I thought you had the daemon part already and your part would be integration to it. As mentioned in previous reply, using rf’s remote library ain’t a bad choice per se but I would also consider a just a basic http server and then use request library to interface with it from RF if you need to transfer anything in binary from/ to the daemon side - just for convenience.
depending on your can usage, if by happenstance you already have access to EcuTest, it does provide Python bindings and validations via Simulator might be good approach in some cases.. I have some example RF code in my github based on dude called Ran’s code (you can see where it was forked)
I’d go with read and reply as pure and realtime communications with RF could be hard to implement. Most likely not impossible thought. That’s why my original suggestion was to have separate test client where the client acts as a sort of message broker between daemon and RF but providing setup, verification and teardown to RF side.
But that said, at least from my pov, I’d need to know what kind of messaging is happening before diving in into implementation details..
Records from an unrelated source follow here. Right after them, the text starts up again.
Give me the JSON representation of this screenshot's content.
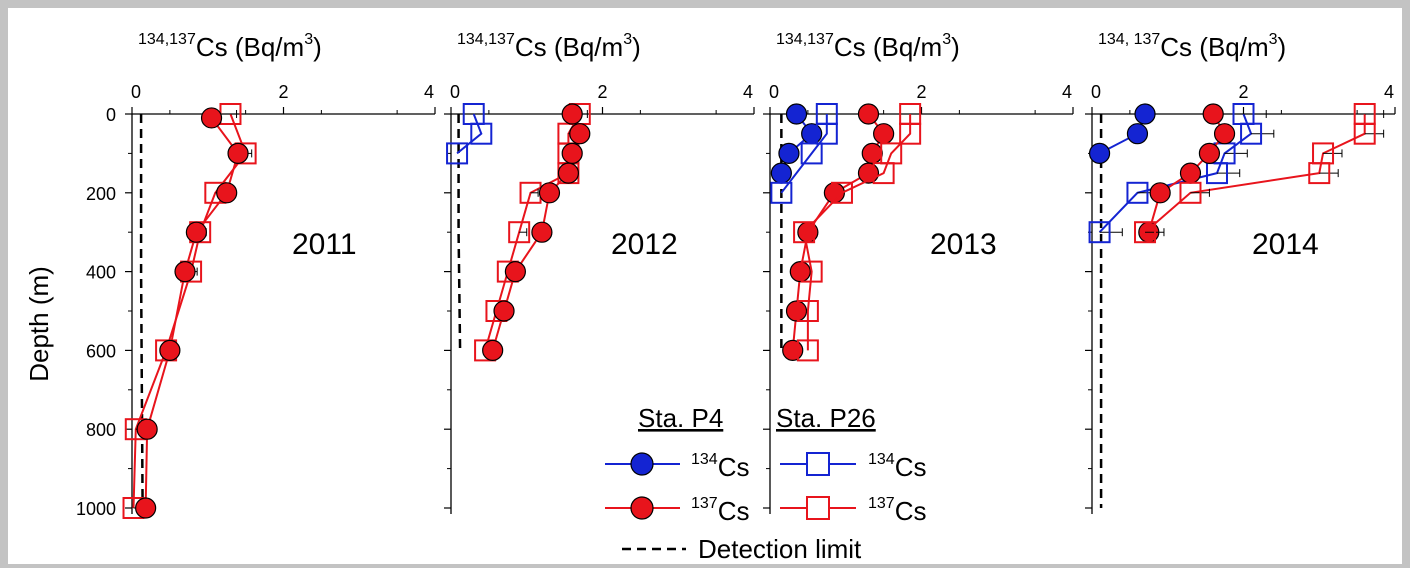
{
  "chart_data": {
    "type": "scatter",
    "y_axis": {
      "label": "Depth (m)",
      "range": [
        0,
        1000
      ],
      "ticks": [
        0,
        200,
        400,
        600,
        800,
        1000
      ],
      "inverted": true
    },
    "x_axis": {
      "range": [
        0,
        4
      ],
      "ticks": [
        0,
        2,
        4
      ]
    },
    "panels": [
      {
        "year": "2011",
        "xlabel": {
          "prefix": "134,137",
          "text": "Cs (Bq/m",
          "sup": "3",
          "suffix": ")"
        },
        "detection_limit": {
          "x": [
            0.12,
            0.12,
            0.14
          ],
          "y": [
            0,
            400,
            1000
          ]
        },
        "series": [
          {
            "station": "P26",
            "isotope": "137Cs",
            "shape": "square",
            "color": "#e8141c",
            "fill": "none",
            "err": 0.08,
            "x": [
              1.3,
              1.5,
              1.1,
              0.9,
              0.78,
              0.45,
              0.05,
              0.02
            ],
            "y": [
              0,
              100,
              200,
              300,
              400,
              600,
              800,
              1000
            ]
          },
          {
            "station": "P4",
            "isotope": "137Cs",
            "shape": "circle",
            "color": "#e8141c",
            "fill": "#e8141c",
            "err": 0.07,
            "x": [
              1.05,
              1.4,
              1.25,
              0.85,
              0.7,
              0.5,
              0.2,
              0.18
            ],
            "y": [
              10,
              100,
              200,
              300,
              400,
              600,
              800,
              1000
            ]
          }
        ]
      },
      {
        "year": "2012",
        "xlabel": {
          "prefix": "134,137",
          "text": "Cs (Bq/m",
          "sup": "3",
          "suffix": ")"
        },
        "detection_limit": {
          "x": [
            0.1,
            0.1,
            0.12
          ],
          "y": [
            0,
            300,
            600
          ]
        },
        "series": [
          {
            "station": "P26",
            "isotope": "134Cs",
            "shape": "square",
            "color": "#1424d2",
            "fill": "none",
            "err": 0,
            "x": [
              0.3,
              0.4,
              0.08
            ],
            "y": [
              0,
              50,
              100
            ]
          },
          {
            "station": "P26",
            "isotope": "137Cs",
            "shape": "square",
            "color": "#e8141c",
            "fill": "none",
            "err": 0.1,
            "x": [
              1.7,
              1.55,
              1.55,
              1.55,
              1.05,
              0.9,
              0.75,
              0.6,
              0.45
            ],
            "y": [
              0,
              50,
              100,
              150,
              200,
              300,
              400,
              500,
              600
            ]
          },
          {
            "station": "P4",
            "isotope": "137Cs",
            "shape": "circle",
            "color": "#e8141c",
            "fill": "#e8141c",
            "err": 0.12,
            "x": [
              1.6,
              1.7,
              1.6,
              1.55,
              1.3,
              1.2,
              0.85,
              0.7,
              0.55
            ],
            "y": [
              0,
              50,
              100,
              150,
              200,
              300,
              400,
              500,
              600
            ]
          }
        ]
      },
      {
        "year": "2013",
        "xlabel": {
          "prefix": "134,137",
          "text": "Cs (Bq/m",
          "sup": "3",
          "suffix": ")"
        },
        "detection_limit": {
          "x": [
            0.15,
            0.15,
            0.15
          ],
          "y": [
            0,
            300,
            600
          ]
        },
        "series": [
          {
            "station": "P4",
            "isotope": "134Cs",
            "shape": "circle",
            "color": "#1424d2",
            "fill": "#1424d2",
            "err": 0,
            "x": [
              0.35,
              0.55,
              0.25,
              0.15
            ],
            "y": [
              0,
              50,
              100,
              150
            ]
          },
          {
            "station": "P26",
            "isotope": "134Cs",
            "shape": "square",
            "color": "#1424d2",
            "fill": "none",
            "err": 0,
            "x": [
              0.75,
              0.75,
              0.55,
              0.15
            ],
            "y": [
              0,
              50,
              100,
              200
            ]
          },
          {
            "station": "P4",
            "isotope": "137Cs",
            "shape": "circle",
            "color": "#e8141c",
            "fill": "#e8141c",
            "err": 0,
            "x": [
              1.3,
              1.5,
              1.35,
              1.3,
              0.85,
              0.5,
              0.4,
              0.35,
              0.3
            ],
            "y": [
              0,
              50,
              100,
              150,
              200,
              300,
              400,
              500,
              600
            ]
          },
          {
            "station": "P26",
            "isotope": "137Cs",
            "shape": "square",
            "color": "#e8141c",
            "fill": "none",
            "err": 0,
            "x": [
              1.85,
              1.85,
              1.6,
              1.5,
              0.95,
              0.45,
              0.55,
              0.5,
              0.5
            ],
            "y": [
              0,
              50,
              100,
              150,
              200,
              300,
              400,
              500,
              600
            ]
          }
        ]
      },
      {
        "year": "2014",
        "xlabel": {
          "prefix": "134, 137",
          "text": "Cs (Bq/m",
          "sup": "3",
          "suffix": ")"
        },
        "detection_limit": {
          "x": [
            0.12,
            0.12,
            0.12
          ],
          "y": [
            0,
            500,
            1000
          ]
        },
        "series": [
          {
            "station": "P4",
            "isotope": "134Cs",
            "shape": "circle",
            "color": "#1424d2",
            "fill": "#1424d2",
            "err": 0.08,
            "x": [
              0.7,
              0.6,
              0.1
            ],
            "y": [
              0,
              50,
              100
            ]
          },
          {
            "station": "P26",
            "isotope": "134Cs",
            "shape": "square",
            "color": "#1424d2",
            "fill": "none",
            "err": 0.3,
            "x": [
              2.0,
              2.1,
              1.75,
              1.65,
              0.6,
              0.1
            ],
            "y": [
              0,
              50,
              100,
              150,
              200,
              300
            ]
          },
          {
            "station": "P4",
            "isotope": "137Cs",
            "shape": "circle",
            "color": "#e8141c",
            "fill": "#e8141c",
            "err": 0.1,
            "x": [
              1.6,
              1.75,
              1.55,
              1.3,
              0.9,
              0.75
            ],
            "y": [
              0,
              50,
              100,
              150,
              200,
              300
            ]
          },
          {
            "station": "P26",
            "isotope": "137Cs",
            "shape": "square",
            "color": "#e8141c",
            "fill": "none",
            "err": 0.25,
            "x": [
              3.6,
              3.6,
              3.05,
              3.0,
              1.3,
              0.7
            ],
            "y": [
              0,
              50,
              100,
              150,
              200,
              300
            ]
          }
        ]
      }
    ]
  },
  "legend": {
    "header_p4": "Sta. P4",
    "header_p26": "Sta. P26",
    "sup_134": "134",
    "sup_137": "137",
    "cs": "Cs",
    "detection": "Detection limit"
  },
  "colors": {
    "red": "#e8141c",
    "blue": "#1424d2",
    "frame": "#c3c3c3"
  }
}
@daluu I think I need to look a little bit more into the Remote Library example server implementation.. so far I was under the assumption that those are blokcing during “processing” a keyword… Might be worth trying to have that server share the data with the actual daemon process and, while the server processes requests in a “after-each-other” fashion, the daemon continues working…
@damies13 Thanks for pointing towards the UDS lib… the more I looked into it, the more I think I can “offload” a lot of CAN-specific work in a similar fashion in my daemon…
Not sure yet, if that library actually runs in a “daemon”-like fashion and processes all received CAN messages on its own, while I only interact with the processed signals, but that should be easy to figure out…
@rasjani I do not have access to ecu.test (I am guessing you are refering to this: tracetronic GmbH)…
What would be the benefit of having a gateway-like setup? Is that client, to which RF interfaces, which then in turn interfaces to the daemon, doing real-time communications? My idea was more along the lines of the daemon having:
a “processing” thread (which receives and processes the CAN messages)
a “sender” thread, which can send specific messages at specific intervals (maybe even incorporating data from the received frames / signal (some devices need this kind of loopback as part of a communication check)
an “interface” thread which provides the interface to RF and thereby access to the signals and some “housekeeping” for setting up sender messages, etc.
I tried to convey that realtime communication directly from RF is harder approach and testclient == your about to be written daemon. So we are talking about same thing.
As old unix beard, “daemon” to me is a process that forks itself to a background and closes its stdin/stdout/stderr file handles, thus i was talking about “testclient” instead of daemon but essentially, your approach looks what i’d do too - besides the process being a background process
EDIT: About blocking ..
Thats why i would offload all the actual interaction to the “daemon” or “testclient” in my words …
then you may need workaround that. Nothing in the spec defines how keywords should entirely be implemented. So you could define keywords that for operations that are long running and that do not return nearly immediately, can return some session or process identifier. The test can then issue a follow up keyword call (same keyword or different one) to get the response/output of the earlier keyword call based on the session/process ID. The back end daemon doing the processing can derive an ID on initial keyword call (A) and track that internally for followup keyword call (B) to get an update of the result at later time.
I’m not aware whether RF has any callback notification mechanisms for keywords or other parts of framework. That would be suitable for this.
I recall there is some listener interface for RF but unaware if that works with keywords or for other uses. Something you could look into as well.